Judgment may be entered for the defendants.

NOTES

[1] § 400 et seq. (McKinney's Consol.Laws, c. 43, 1968).

[2] New York Correction Law § 408.

[3] Under 42 U.S.C. § 1983. See Donaldson v. O'Connor, 493 F.2d 507 (5th Cir. 1974), cert. granted, 419 U.S. 894, 95 S. Ct. 171, 42 L. Ed. 2d 138.

[4] The defendants erroneously concluded that plaintiffs' action is grounded on 42 U.S.C. § 1983, which plaintiffs expressly disavow.

[5] Goosby v. Osser, 409 U.S. 512, 518, 93 S. Ct. 854, 858, 35 L. Ed. 2d 36 (1973). See also McLucas v. DeChamplain, 421 U.S. 21, 95 S. Ct. 1365, 43 L. Ed. 2d 699 (1975); Swift & Co. v. Wickham, 382 U.S. 111, 115, 86 S. Ct. 258, 15 L. Ed. 2d 194 (1965); Idle-wild Bon Voyage Liquor Co. v.
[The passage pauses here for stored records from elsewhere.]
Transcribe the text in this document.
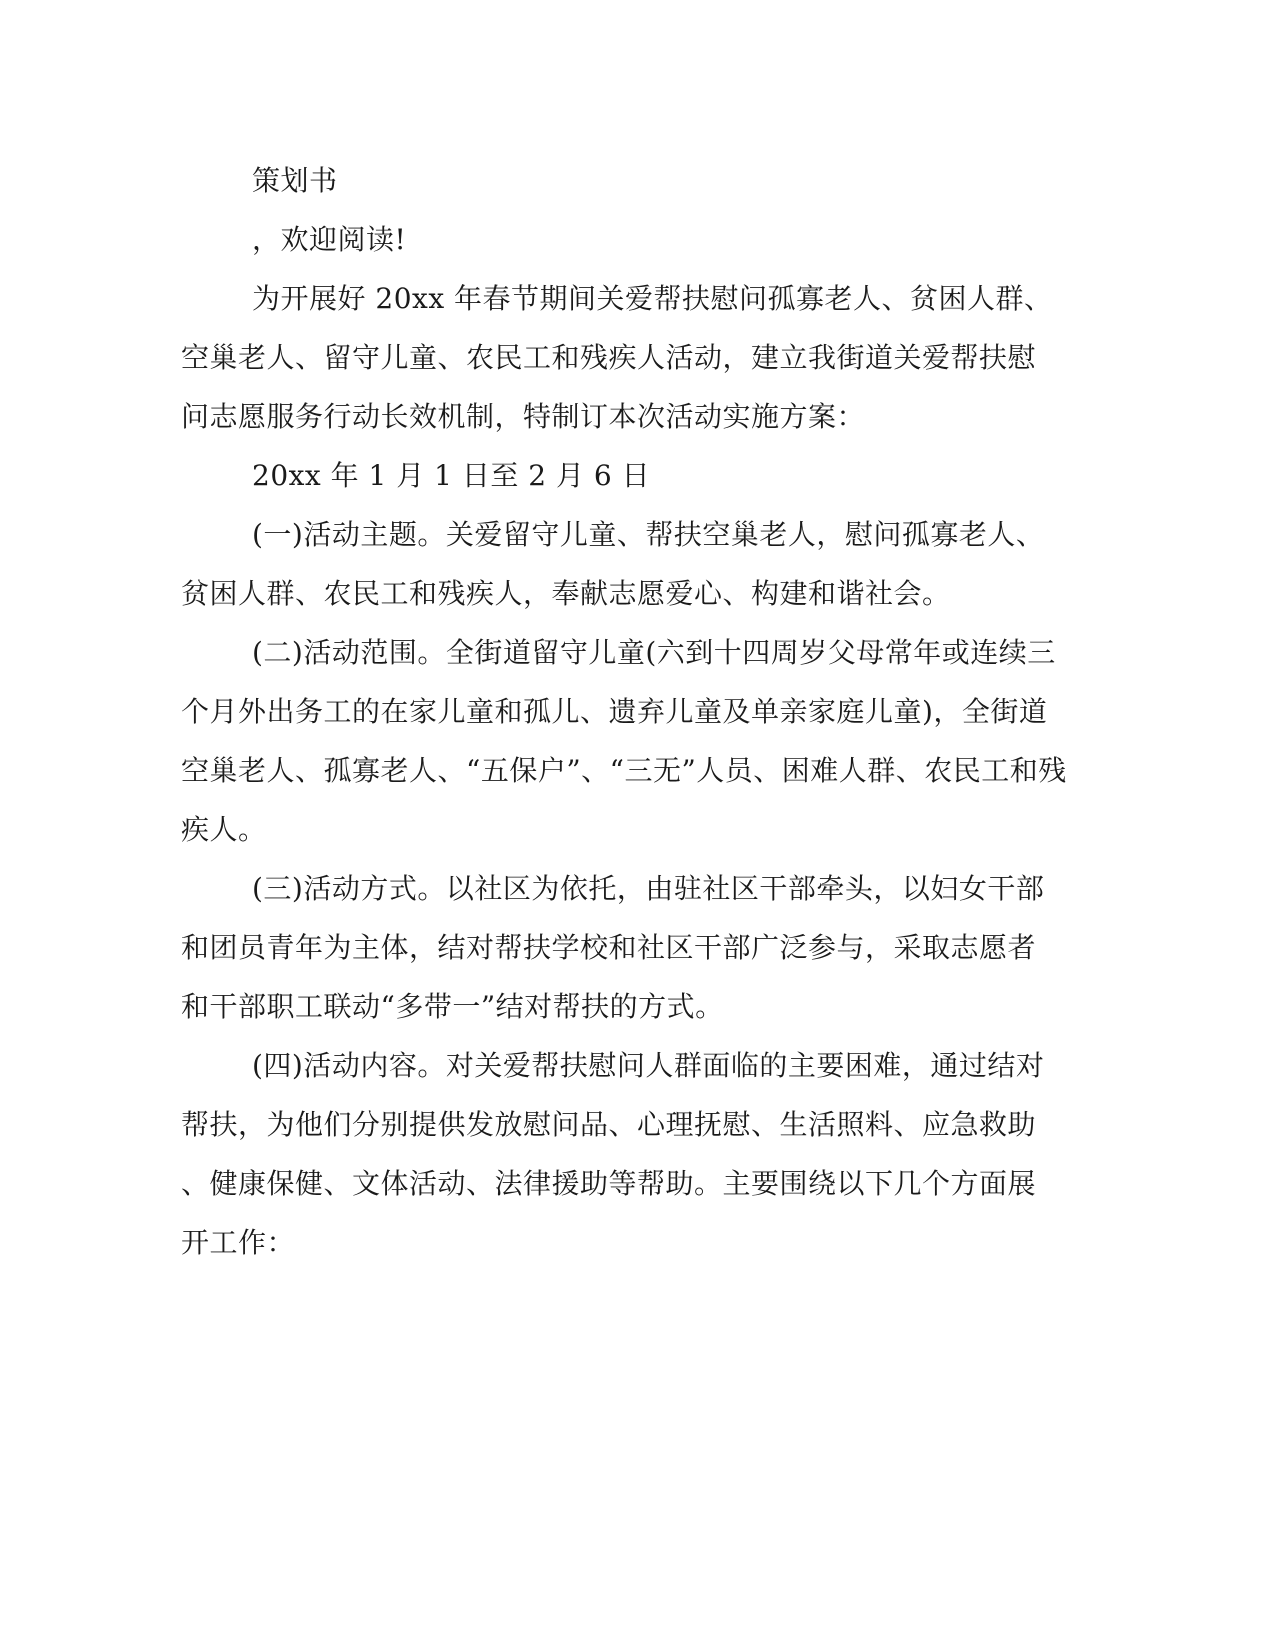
策划书
，欢迎阅读!
为开展好 20xx 年春节期间关爱帮扶慰问孤寡老人、贫困人群、
空巢老人、留守儿童、农民工和残疾人活动，建立我街道关爱帮扶慰
问志愿服务行动长效机制，特制订本次活动实施方案：
20xx 年 1 月 1 日至 2 月 6 日
(一)活动主题。关爱留守儿童、帮扶空巢老人，慰问孤寡老人、
贫困人群、农民工和残疾人，奉献志愿爱心、构建和谐社会。
(二)活动范围。全街道留守儿童(六到十四周岁父母常年或连续三
个月外出务工的在家儿童和孤儿、遗弃儿童及单亲家庭儿童)，全街道
空巢老人、孤寡老人、“五保户”、“三无”人员、困难人群、农民工和残
疾人。
(三)活动方式。以社区为依托，由驻社区干部牵头，以妇女干部
和团员青年为主体，结对帮扶学校和社区干部广泛参与，采取志愿者
和干部职工联动“多带一”结对帮扶的方式。
(四)活动内容。对关爱帮扶慰问人群面临的主要困难，通过结对
帮扶，为他们分别提供发放慰问品、心理抚慰、生活照料、应急救助
、健康保健、文体活动、法律援助等帮助。主要围绕以下几个方面展
开工作：
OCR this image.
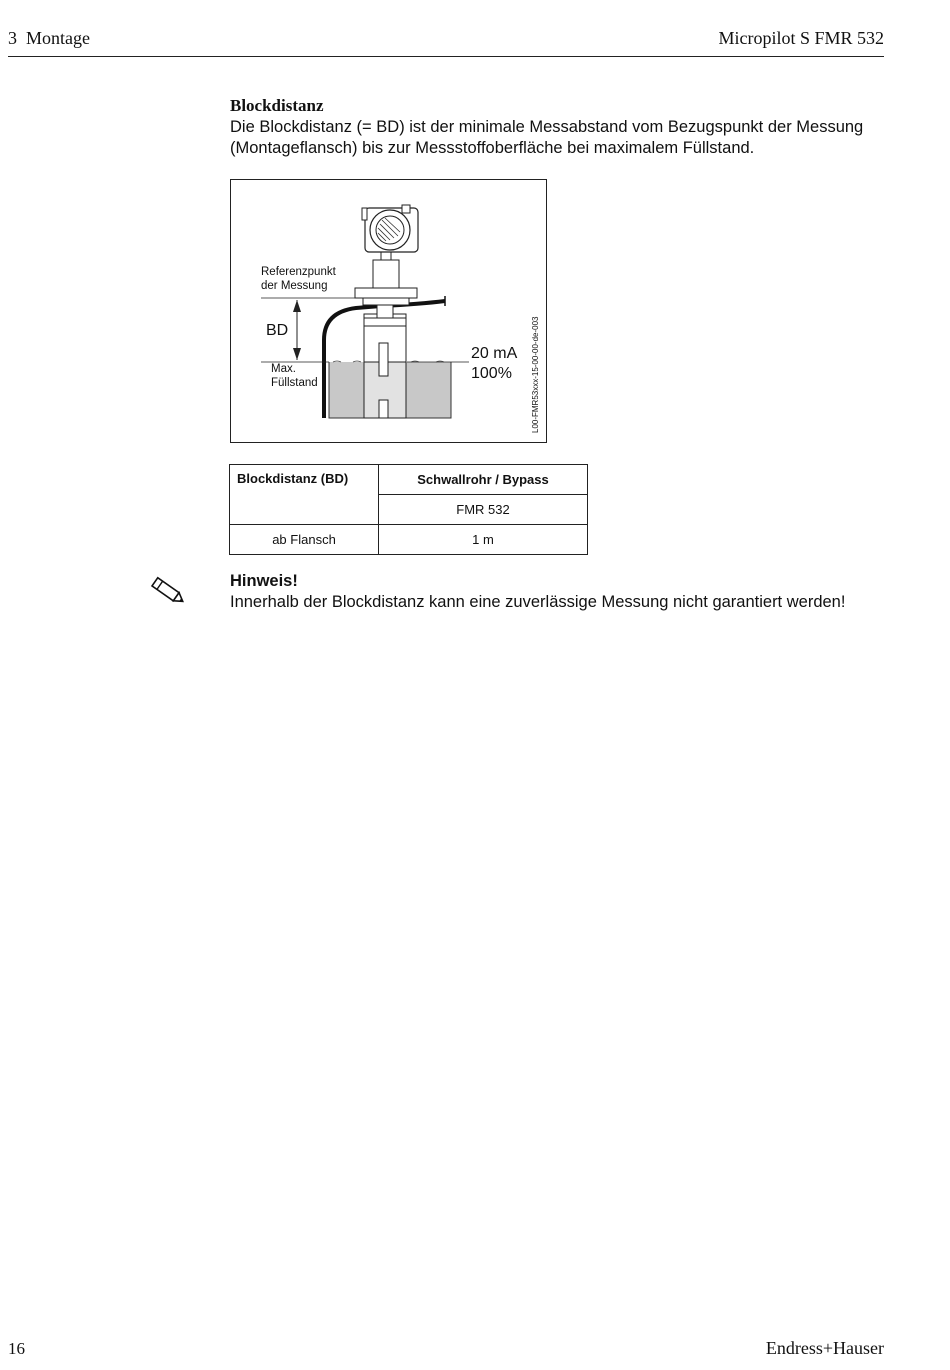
3  Montage	Micropilot S FMR 532
Blockdistanz
Die Blockdistanz (= BD) ist der minimale Messabstand vom Bezugspunkt der Messung (Montageflansch) bis zur Messstoffoberfläche bei maximalem Füllstand.
Referenzpunkt
der Messung
BD
Max.
Füllstand
20 mA
100% L00-FMR53xxx-15-00-00-de-003
Blockdistanz (BD)	Schwallrohr / Bypass
	FMR 532
ab Flansch	1 m
Hinweis!
Innerhalb der Blockdistanz kann eine zuverlässige Messung nicht garantiert werden!
16	Endress+Hauser
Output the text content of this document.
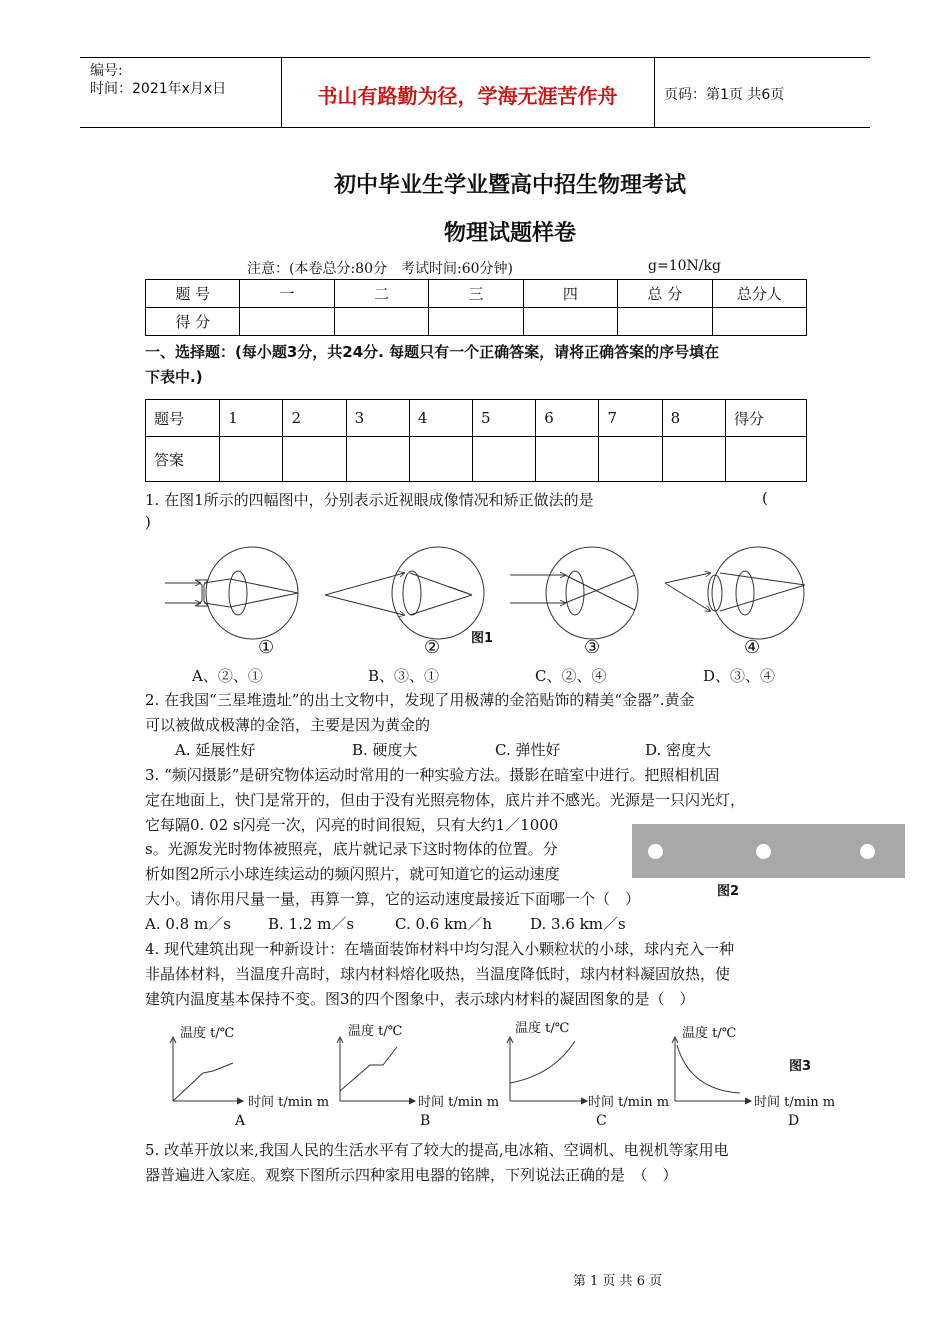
编号:
时间：2021年x月x日	书山有路勤为径，学海无涯苦作舟	页码：第1页 共6页
初中毕业生学业暨高中招生物理考试
物理试题样卷
注意：(本卷总分:80分　考试时间:60分钟)	g=10N/kg
题 号	一	二	三	四	总 分	总分人
得 分						
一、选择题：(每小题3分，共24分. 每题只有一个正确答案，请将正确答案的序号填在
下表中.)
题号	1	2	3	4	5	6	7	8	得分
答案									
1. 在图1所示的四幅图中，分别表示近视眼成像情况和矫正做法的是	(
)
①	② 图1	③	④
A、②、①	B、③、①	C、②、④	D、③、④
2. 在我国“三星堆遗址”的出土文物中，发现了用极薄的金箔贴饰的精美“金器”.黄金
可以被做成极薄的金箔，主要是因为黄金的
A. 延展性好	B. 硬度大	C. 弹性好	D. 密度大
3. “频闪摄影”是研究物体运动时常用的一种实验方法。摄影在暗室中进行。把照相机固
定在地面上，快门是常开的，但由于没有光照亮物体，底片并不感光。光源是一只闪光灯，
它每隔0. 02 s闪亮一次，闪亮的时间很短，只有大约1／1000
s。光源发光时物体被照亮，底片就记录下这时物体的位置。分
析如图2所示小球连续运动的频闪照片，就可知道它的运动速度
大小。请你用尺量一量，再算一算，它的运动速度最接近下面哪一个（　）	图2
A. 0.8 m／s B. 1.2 m／s	C. 0.6 km／h	D. 3.6 km／s
4. 现代建筑出现一种新设计：在墙面装饰材料中均匀混入小颗粒状的小球，球内充入一种
非晶体材料，当温度升高时，球内材料熔化吸热，当温度降低时，球内材料凝固放热，使
建筑内温度基本保持不变。图3的四个图象中，表示球内材料的凝固图象的是（　）
温度 t/℃	温度 t/℃	温度 t/℃	温度 t/℃
时间 t/min m	时间 t/min m	时间 t/min m	时间 t/min m
图3
A	B	C	D
5. 改革开放以来,我国人民的生活水平有了较大的提高,电冰箱、空调机、电视机等家用电
器普遍进入家庭。观察下图所示四种家用电器的铭牌，下列说法正确的是　（　）
第 1 页 共 6 页
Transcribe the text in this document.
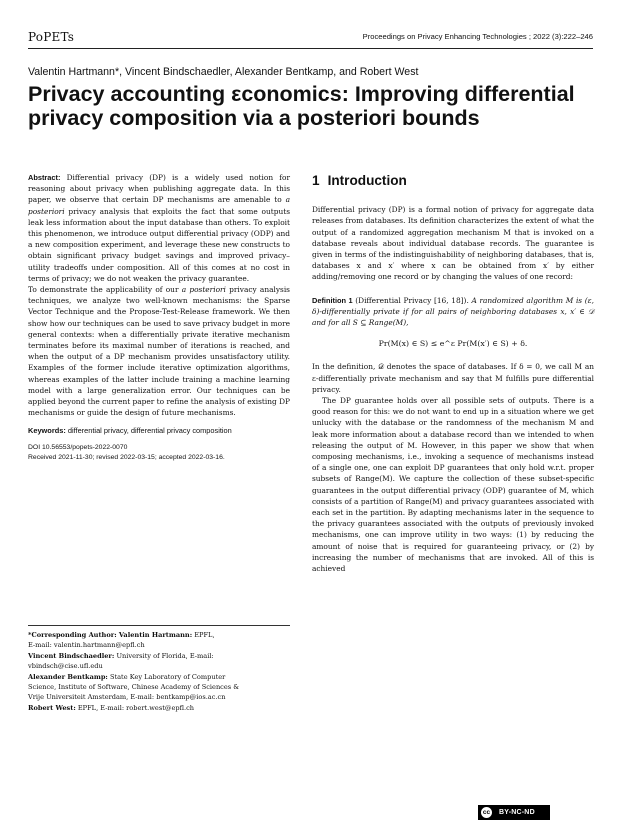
PoPETs	Proceedings on Privacy Enhancing Technologies ; 2022 (3):222–246
Valentin Hartmann*, Vincent Bindschaedler, Alexander Bentkamp, and Robert West
Privacy accounting εconomics: Improving differential privacy composition via a posteriori bounds

Abstract: Differential privacy (DP) is a widely used notion for reasoning about privacy when publishing aggregate data. In this paper, we observe that certain DP mechanisms are amenable to a posteriori privacy analysis that exploits the fact that some outputs leak less information about the input database than others. To exploit this phenomenon, we introduce output differential privacy (ODP) and a new composition experiment, and leverage these new constructs to obtain significant privacy budget savings and improved privacy–utility tradeoffs under composition. All of this comes at no cost in terms of privacy; we do not weaken the privacy guarantee.

To demonstrate the applicability of our a posteriori privacy analysis techniques, we analyze two well-known mechanisms: the Sparse Vector Technique and the Propose-Test-Release framework. We then show how our techniques can be used to save privacy budget in more general contexts: when a differentially private iterative mechanism terminates before its maximal number of iterations is reached, and when the output of a DP mechanism provides unsatisfactory utility. Examples of the former include iterative optimization algorithms, whereas examples of the latter include training a machine learning model with a large generalization error. Our techniques can be applied beyond the current paper to refine the analysis of existing DP mechanisms or guide the design of future mechanisms.

Keywords: differential privacy, differential privacy composition
DOI 10.56553/popets-2022-0070
Received 2021-11-30; revised 2022-03-15; accepted 2022-03-16.
*Corresponding Author: Valentin Hartmann: EPFL,
E-mail: valentin.hartmann@epfl.ch
Vincent Bindschaedler: University of Florida, E-mail:
vbindsch@cise.ufl.edu
Alexander Bentkamp: State Key Laboratory of Computer
Science, Institute of Software, Chinese Academy of Sciences &
Vrije Universiteit Amsterdam, E-mail: bentkamp@ios.ac.cn
Robert West: EPFL, E-mail: robert.west@epfl.ch
1 Introduction

Differential privacy (DP) is a formal notion of privacy for aggregate data releases from databases. Its definition characterizes the extent of what the output of a randomized aggregation mechanism M that is invoked on a database reveals about individual database records. The guarantee is given in terms of the indistinguishability of neighboring databases, that is, databases x and x′ where x can be obtained from x′ by either adding/removing one record or by changing the values of one record:

Definition 1 (Differential Privacy [16, 18]). A randomized algorithm M is (ε, δ)-differentially private if for all pairs of neighboring databases x, x′ ∈ 𝒟 and for all S ⊆ Range(M),

Pr(M(x) ∈ S) ≤ e^ε Pr(M(x′) ∈ S) + δ.

In the definition, 𝒟 denotes the space of databases. If δ = 0, we call M an ε-differentially private mechanism and say that M fulfills pure differential privacy.

The DP guarantee holds over all possible sets of outputs. There is a good reason for this: we do not want to end up in a situation where we get unlucky with the database or the randomness of the mechanism M and leak more information about a database record than we intended to when releasing the output of M. However, in this paper we show that when composing mechanisms, i.e., invoking a sequence of mechanisms instead of a single one, one can exploit DP guarantees that only hold w.r.t. proper subsets of Range(M). We capture the collection of these subset-specific guarantees in the output differential privacy (ODP) guarantee of M, which consists of a partition of Range(M) and privacy guarantees associated with each set in the partition. By adapting mechanisms later in the sequence to the privacy guarantees associated with the outputs of previously invoked mechanisms, one can improve utility in two ways: (1) by reducing the amount of noise that is required for guaranteeing privacy, or (2) by increasing the number of mechanisms that are invoked. All of this is achieved

cc	BY-NC-ND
Epstein, 370 U.S. 713, 715, 82 S. Ct. 1294, 8 L. Ed. 2d 794 (1962); Ex parte Poresky, 290 U.S. 30, 32, 54 S. Ct. 3, 78 L. Ed. 152 (1933).

[6] In re Anonymous, 69 Misc.2d 181, 329 N.Y.S.2d 542 (1972).

[7] Kesselbrenner v. "Anonymous", 39 A.D.2d 410, 334 N.Y.S.2d 738, 745 (2d Dept.1972), rev'd on other grounds, 33 N.Y.2d 161, 350 N.Y.S.2d 889, 305 N.E.2d 903 (1973).

[8] § 408 was enacted following the Schuster case, discussed infra.

[9] New York Correction Law § 408(7) (emphasis supplied).

[10] 410 F.2d 1071 (2d Cir.), cert. denied, 396 U.S. 847, 90 S. Ct. 81, 24 L. Ed. 2d 96 (1969).

[11] 410 F.2d at 1084 (emphasis supplied).

[12] 410 F.2d at 1087.

[13] Federal courts are of course bound by the interpretation placed upon a state statute by the state's highest court. O'Brien v. Skinner, 414 U.S. 524, 531, 94 S. Ct. 740, 38 L. Ed. 2d 702 (1974); Gooding v. Wilson, 405 U.S. 518, 92 S. Ct. 1103, 31 L. Ed. 2d 408 (1972); United States v. Thirty-seven Photographs, 402 U.S. 363, 369, 91 S. Ct. 1400, 28 L. Ed. 2d 822 (1971); Commissioner v. Estate of Bosch, 387 U.S. 456, 464-65, 87 S. Ct. 1776, 18 L. Ed. 2d 886 (1967); C. Wright, Federal Courts § 58 (1970). It has also been held that the construction placed upon a statute by a state's intermediate appellate court which was left undisturbed though not specifically passed upon on appeal to the state's highest court is similarly binding on the federal courts. Thorington v. Cash, 494 F.2d 582, 587 (5th Cir. 1974). Cf. Miami Parts & Spring, Inc. v. Champion Spark Plug Co., 364 F.2d 957 (5th Cir. 1966). This is the situation in the instant case.